The French government has summoned officials from social networking giant Facebook following claims the social network breached the privacy of its users.
Reuters reports that two French ministers have intervened in the matter following a series of reports on the issue, and called for "clear and transparent explanations".
A number of Facebook users, primarily drawn from France, the UK and the US, have complained that their private messages from 2007 to 2009 were displayed on their timeline.
Mark Zuckerberg, Facebook's founder and chief executive, was hit by the bug. His profile showed a message to a friend that said "2009 is going to be a huge year".
Facebook has previously denied the allegations, saying that the displayed messages were merely public posts from an early iteration of the site when the options to comment and like were not available.
A spokesperson from the company said: "Our engineers investigated these reports and found that the messages were older wall posts that had always been visible on the users' profile pages.
"Facebook is satisfied that there has been no breach of user privacy."
The company contended that it was technically impossible for private messages and public posts to get mixed since they were treated differently.

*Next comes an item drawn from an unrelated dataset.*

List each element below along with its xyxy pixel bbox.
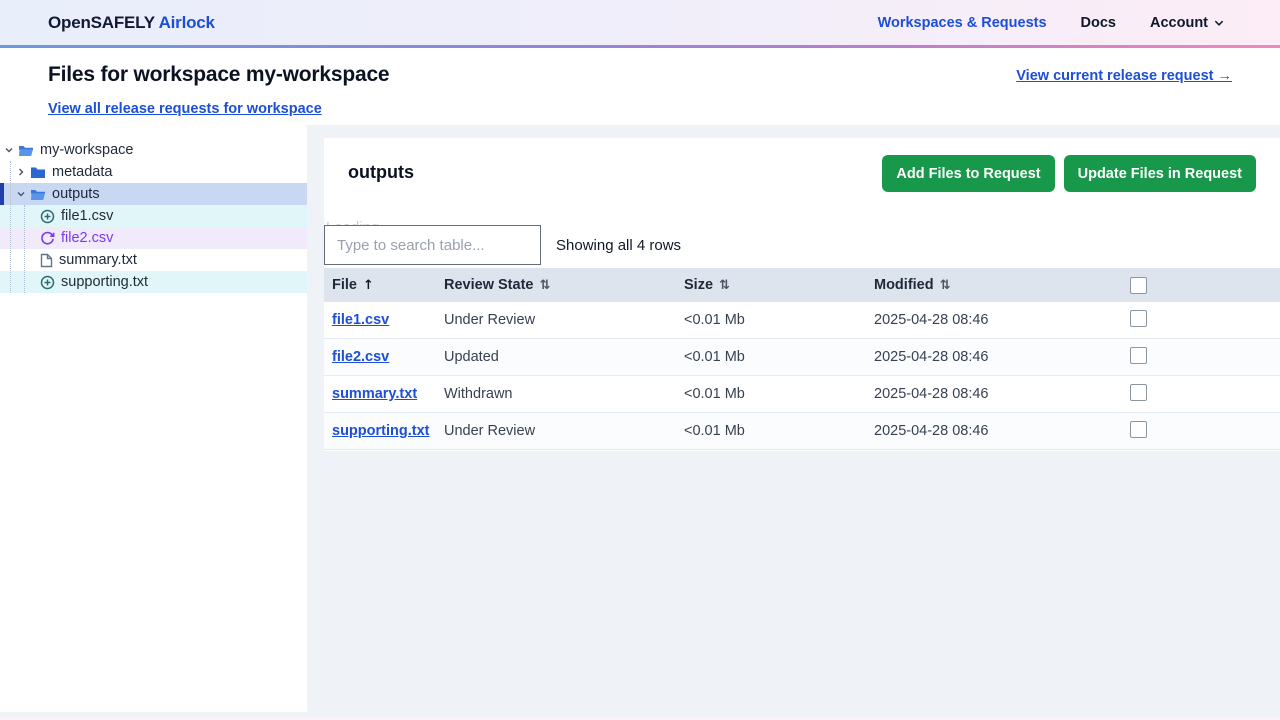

However, tech publication The Next Web has alleged that more users from across the globe have since seen their private messages reach unintended audiences.
"There are messages I've got on my wall that are most definitely private messages! From 2006 all the way up to 2012," wrote Poppy Dinsey, owner of fashion social network What I Wore Today.
Facebook faced similar allegations of privacy breach in 2011, but maintains that the issues turned out false following investigations.
The Guardian reports that the Timeline feature of Facebook was recently introduced in France, and this could be the reason for the outcry.
Shares Fall Again
Meanwhile, the company's shares have fallen nearly 11 percent on Wall Street after US financial publication Barron's suggested that the stock is worth only $15, less than half the $38 floatation price.
"Facebook's 40% plunge from its initial public offering price of $38 in May has millions of investors asking a single question: Is the stock a buy?," Barron's said.
"The short answer is 'No.' what are the shares worth? Perhaps only $15," it added.